On n’oubliera pas non plus de mentionner le travail très appréciable du jeune Ahmed Sylla, qui dans la deuxième partie du diptyque entraîne son personnage de footballeur trépané vers le terrain de l’hystérie aiguë avec beaucoup de talent. Enfin, impossible de ne pas rendre hommage à la composition de Benoît Moret, toute en mesure et en détachement. Doué d’une “vis comica” impressionnante et d’un timing précis, ce jeune acteur incarne parfaitement un personnage de relou lunaire qui mériterait largement d’être le héros d’une suite potentielle. Excellent.

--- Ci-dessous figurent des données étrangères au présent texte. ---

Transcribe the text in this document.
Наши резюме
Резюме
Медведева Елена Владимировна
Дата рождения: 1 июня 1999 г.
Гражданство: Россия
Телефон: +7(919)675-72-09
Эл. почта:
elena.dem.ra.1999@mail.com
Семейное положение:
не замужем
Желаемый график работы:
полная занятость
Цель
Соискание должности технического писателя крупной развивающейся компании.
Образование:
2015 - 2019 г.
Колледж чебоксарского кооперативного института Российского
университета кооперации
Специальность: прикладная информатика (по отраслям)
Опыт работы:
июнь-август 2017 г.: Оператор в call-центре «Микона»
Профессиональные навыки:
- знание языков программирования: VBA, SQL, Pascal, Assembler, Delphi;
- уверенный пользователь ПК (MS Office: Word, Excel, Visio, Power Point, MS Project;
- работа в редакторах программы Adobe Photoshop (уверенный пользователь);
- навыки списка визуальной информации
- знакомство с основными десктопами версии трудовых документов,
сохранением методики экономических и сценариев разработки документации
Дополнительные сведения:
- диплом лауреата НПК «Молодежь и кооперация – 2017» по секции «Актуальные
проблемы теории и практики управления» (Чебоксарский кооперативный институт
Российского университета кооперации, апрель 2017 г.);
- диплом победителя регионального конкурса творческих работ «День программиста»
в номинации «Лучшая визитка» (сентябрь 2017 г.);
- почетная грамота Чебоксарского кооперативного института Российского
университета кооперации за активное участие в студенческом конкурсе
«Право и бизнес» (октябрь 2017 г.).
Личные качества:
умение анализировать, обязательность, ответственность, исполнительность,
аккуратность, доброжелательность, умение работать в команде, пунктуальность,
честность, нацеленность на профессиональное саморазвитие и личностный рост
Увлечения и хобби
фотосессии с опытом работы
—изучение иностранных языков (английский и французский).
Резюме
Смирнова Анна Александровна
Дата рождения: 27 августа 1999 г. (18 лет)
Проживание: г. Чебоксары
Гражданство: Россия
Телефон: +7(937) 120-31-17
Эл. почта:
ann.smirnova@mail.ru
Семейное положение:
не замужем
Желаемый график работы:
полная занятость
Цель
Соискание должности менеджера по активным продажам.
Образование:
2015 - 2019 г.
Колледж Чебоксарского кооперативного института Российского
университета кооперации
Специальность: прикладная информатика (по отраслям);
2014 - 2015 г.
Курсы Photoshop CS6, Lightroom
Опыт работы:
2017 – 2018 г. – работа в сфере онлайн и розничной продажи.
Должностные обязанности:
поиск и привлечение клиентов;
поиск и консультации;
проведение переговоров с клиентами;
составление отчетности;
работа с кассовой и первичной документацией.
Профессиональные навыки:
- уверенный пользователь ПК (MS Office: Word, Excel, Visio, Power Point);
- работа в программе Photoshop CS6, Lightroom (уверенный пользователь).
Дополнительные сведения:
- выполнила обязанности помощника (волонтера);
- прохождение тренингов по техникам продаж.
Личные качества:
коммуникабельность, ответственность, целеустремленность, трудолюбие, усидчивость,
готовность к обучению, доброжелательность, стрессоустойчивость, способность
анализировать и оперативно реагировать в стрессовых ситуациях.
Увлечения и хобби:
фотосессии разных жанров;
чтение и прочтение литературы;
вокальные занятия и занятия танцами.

Goal of the Dead est donc une vraie réussite malgré quelques problèmes ici et là. Un film si généreux, si ambitieux et malin qu’on oubliera vite ces écueils pour ne garder en tête que le souvenir d’une comédie horrifique maîtrisée, cherchant à plaire au grand public sans compromettre son amour du genre. On saluera également la prouesse du tournage de deux films avec deux équipes différentes dans le même laps de temps. Une ambition louable, exprimant sans doute l’envie de fuir l’apathie généralisée d’un cinéma français vissé dans ses charentaises pour proposer des modèles de production et de distribution différents afin de rompre avec le statu quo. Espérons sincèrement que l'expérience rencontre le succès qu’elle mérite, et que ce film soit le premier d’une longue lignée de productions d’une qualité comparable.
Goal of the Dead sera projeté à Paris au cinéma les 3 Luxembourg ce soir à 20 h 30 et jeudi 20 mars, en présence de l’équipe du film, avant de partir en tournée dès le mois d’avril pour un Zombie Tour Goal of the Dead.